Con quali risultati? 
Ad oggi sembra che una delle forme migliori di aiuto in queste situazioni sia una comunità socio-terapeutica. Questo perché è evidente che non si può stare a casa di questi giovani 24 ore su 24, 365 giorni all’anno; una possibile soluzione è un luogo con altri adolescenti, con degli operatori specializzati, con delle attività e un programma terapeutico.
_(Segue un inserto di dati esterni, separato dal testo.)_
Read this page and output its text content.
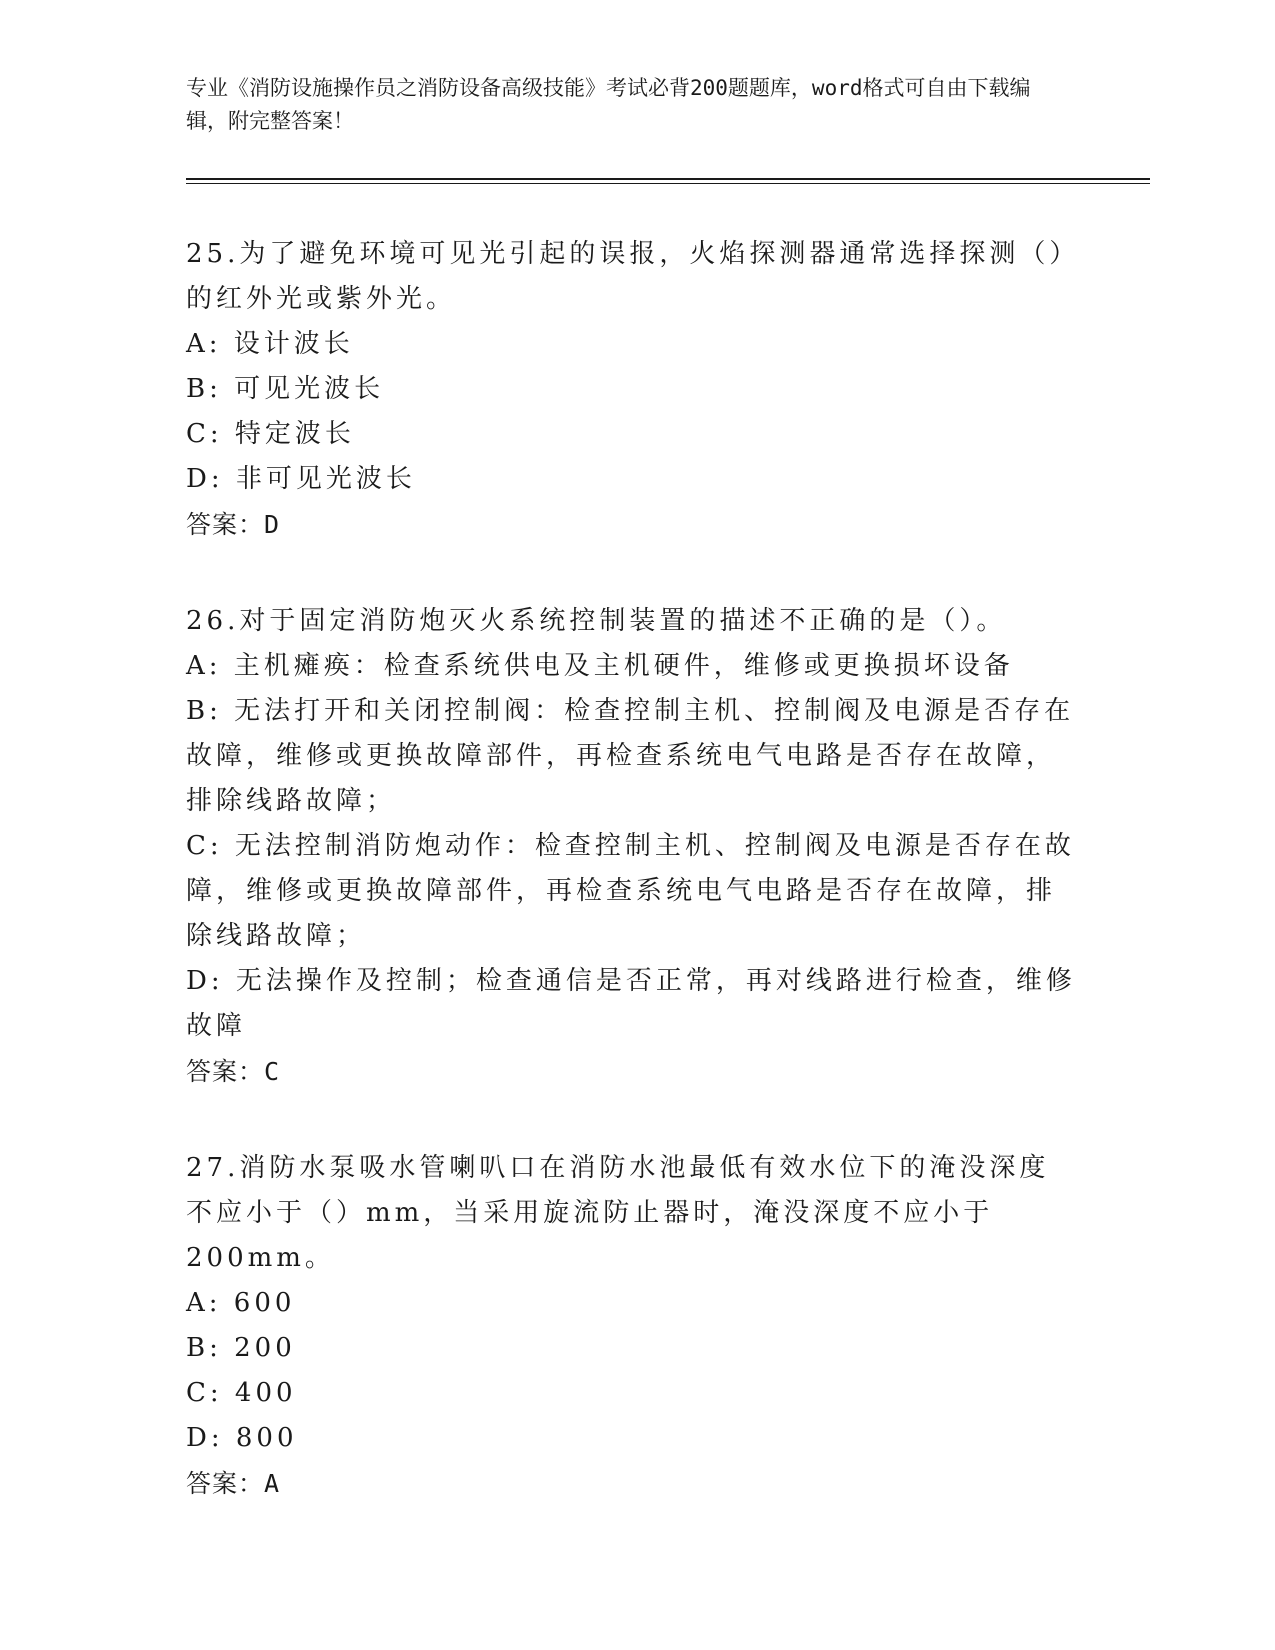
专业《消防设施操作员之消防设备高级技能》考试必背200题题库，word格式可自由下载编辑，附完整答案！

25.为了避免环境可见光引起的误报，火焰探测器通常选择探测（）的红外光或紫外光。

A: 设计波长

B: 可见光波长

C: 特定波长

D: 非可见光波长

答案：D

26.对于固定消防炮灭火系统控制装置的描述不正确的是（）。

A: 主机瘫痪：检查系统供电及主机硬件，维修或更换损坏设备

B: 无法打开和关闭控制阀：检查控制主机、控制阀及电源是否存在故障，维修或更换故障部件，再检查系统电气电路是否存在故障，排除线路故障；

C: 无法控制消防炮动作：检查控制主机、控制阀及电源是否存在故障，维修或更换故障部件，再检查系统电气电路是否存在故障，排除线路故障；

D: 无法操作及控制；检查通信是否正常，再对线路进行检查，维修故障

答案：C

27.消防水泵吸水管喇叭口在消防水池最低有效水位下的淹没深度不应小于（）mm，当采用旋流防止器时，淹没深度不应小于200mm。

A: 600

B: 200

C: 400

D: 800

答案：A
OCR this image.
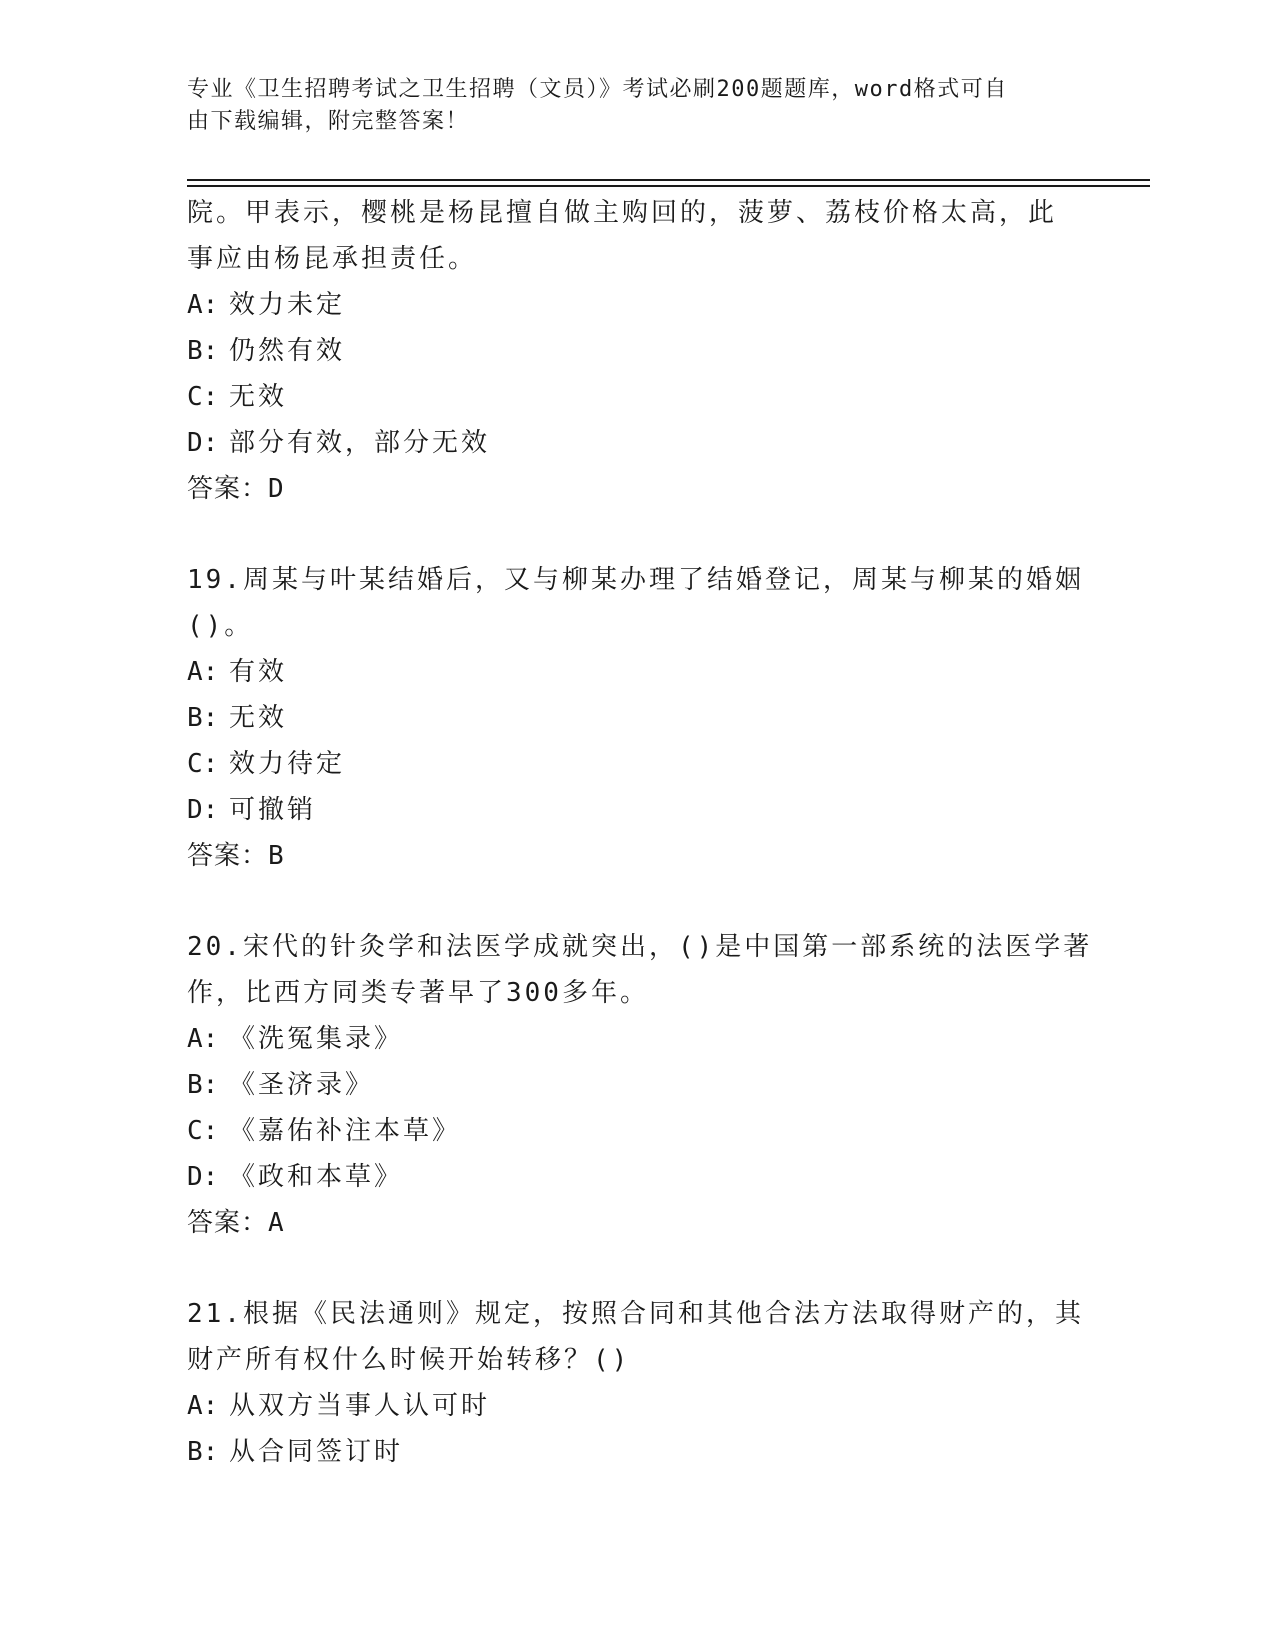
专业《卫生招聘考试之卫生招聘（文员）》考试必刷200题题库，word格式可自
由下载编辑，附完整答案！
院。甲表示，樱桃是杨昆擅自做主购回的，菠萝、荔枝价格太高，此
事应由杨昆承担责任。
A: 效力未定
B: 仍然有效
C: 无效
D: 部分有效，部分无效
答案：D
19.周某与叶某结婚后，又与柳某办理了结婚登记，周某与柳某的婚姻
()。
A: 有效
B: 无效
C: 效力待定
D: 可撤销
答案：B
20.宋代的针灸学和法医学成就突出，()是中国第一部系统的法医学著
作，比西方同类专著早了300多年。
A: 《洗冤集录》
B: 《圣济录》
C: 《嘉佑补注本草》
D: 《政和本草》
答案：A
21.根据《民法通则》规定，按照合同和其他合法方法取得财产的，其
财产所有权什么时候开始转移？()
A: 从双方当事人认可时
B: 从合同签订时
Ma come si fa a convincere un adolescente ritirato socialmente ad aderire ad una comunità socio-terapeutica?
L’autorità, che sia quella genitoriale o quella civile, deve assumersi la responsabilità di dire al giovane, «adesso tu non puoi più stare a casa!» E devo dire che proprio questi casi di ritiro e di arresto evolutivo reagiscono positivamente in un ambiente socio-terapeutico residenziale. A casa non ci sono strumenti di aiuto. È molto difficile all’inizio accompagnare il giovane in comunità ad avere la sua adesione, ma ci sono dei passi da compiere, degli incontri, e un contratto terapeutico da condividere. Quello che constatiamo (qui il nostro interlocutore si riferisce alla sua attività quotidiana alla comunità socio-terapeutica Arco a Riva San Vitale, ndr.) è che l’ambiente comunitario aiuta moltissimo questi giovani, perché il ritiro sociale s’interrompe e il cammino evolutivo riprende. Il gruppo dei coetanei è già presente e il giovane non deve sforzarsi di cercarlo fuori o a scuola; poi ci sono le attività (il tiro con l’arco, il laboratorio orticolo, l’arte-terapia, ...) e la vita quotidiana. Il ragazzo vi partecipa ed esce da questo suo isolamento. Chiaro che non è ancora risolto nulla, bisogna ancora svolgere il lavoro terapeutico, sia con il giovane sia con i genitori la cui collaborazione è essenziale.

Prima della comunità socio-terapeutica si possono tentare altre vie?
Certo, una cosa che si può fare è mettere in atto la formula «più padre e meno madre»: ossia diminuire la protettività materna e aumentare la funzione, ed evidenzio funzione, paterna: portare fuori, spingere all’avventura, affrontare i rischi, esplorare il mondo, separarsi e crescere.